Several reasons. The patient may have diabetes or be at high risk for it, since tacrolimus causes 5 additional cases of insulin-requiring diabetes per 100 patients compared to cyclosporine. The patient may have experienced neurological side effects on tacrolimus, or the treatment center may be in a resource-limited setting where affordable generic cyclosporine is the most practical option.
Can cyclosporine affect memory or cognitive function?
Cyclosporine can cause neurological side effects including tremor, headache, and in rare cases more serious neurotoxicity. While it generally has a lower rate of neurological side effects than tacrolimus, any new cognitive or neurological symptoms in a patient taking cyclosporine should be reported to the prescribing physician and evaluated in the context of the drug rather than automatically attributed to an existing condition like dementia.
How much does cyclosporine cost without insurance?

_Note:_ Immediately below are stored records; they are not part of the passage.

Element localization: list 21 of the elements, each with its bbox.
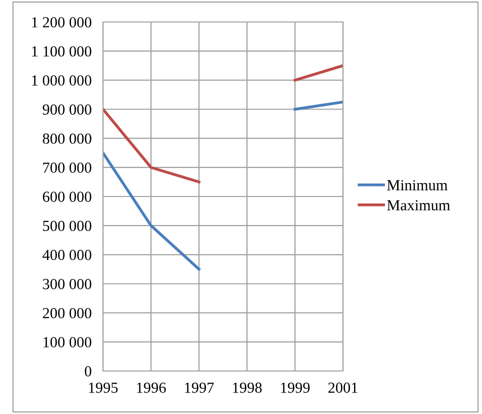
x-tick-label: 1997 <box>185 382 214 393</box>
y-tick-label: 300 000 <box>42 278 92 290</box>
y-tick-label: 800 000 <box>42 133 92 144</box>
y-tick-label: 900 000 <box>42 104 92 115</box>
x-tick-label: 2001 <box>328 382 358 393</box>
y-tick-label: 200 000 <box>42 308 92 318</box>
x-tick-label: 1995 <box>89 382 118 393</box>
y-tick-label: 1 100 000 <box>32 46 92 57</box>
y-tick-label: 0 <box>84 366 92 376</box>
y-tick-label: 600 000 <box>42 192 92 202</box>
y-tick-label: 100 000 <box>44 337 92 348</box>
y-tick-label: 700 000 <box>43 162 92 173</box>
x-tick-label: 1996 <box>137 382 166 393</box>
legend-label: Maximum <box>387 200 450 210</box>
y-tick-label: 400 000 <box>42 250 92 260</box>
y-tick-label: 1 200 000 <box>32 17 92 28</box>
x-tick-label: 1998 <box>233 382 262 393</box>
x-tick-label: 1999 <box>281 382 310 393</box>
legend-label: Minimum <box>387 180 448 190</box>
y-tick-label: 500 000 <box>43 220 92 232</box>
y-tick-label: 1 000 000 <box>32 75 92 86</box>
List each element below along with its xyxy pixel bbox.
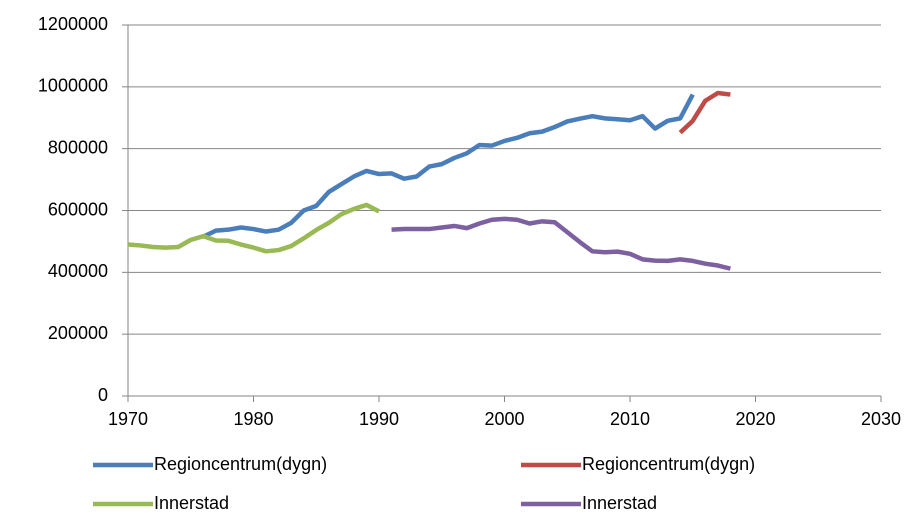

Generic oral cyclosporine costs approximately $150 to $250 per month, compared to $800 to $1,200 per month for brand-name versions. For ophthalmic use, generic Restasis is available for as low as $62 per month through discount programs, while the branded version exceeds $700 per month.
Is cyclosporine used for dry eye disease?
Yes. Cyclosporine ophthalmic drops — available as Restasis (0.05%) and Cequa (0.09%) — are FDA-approved to increase tear production in patients with chronic dry eye disease. Unlike artificial tears, cyclosporine eye drops address the underlying inflammation rather than providing only temporary symptom relief.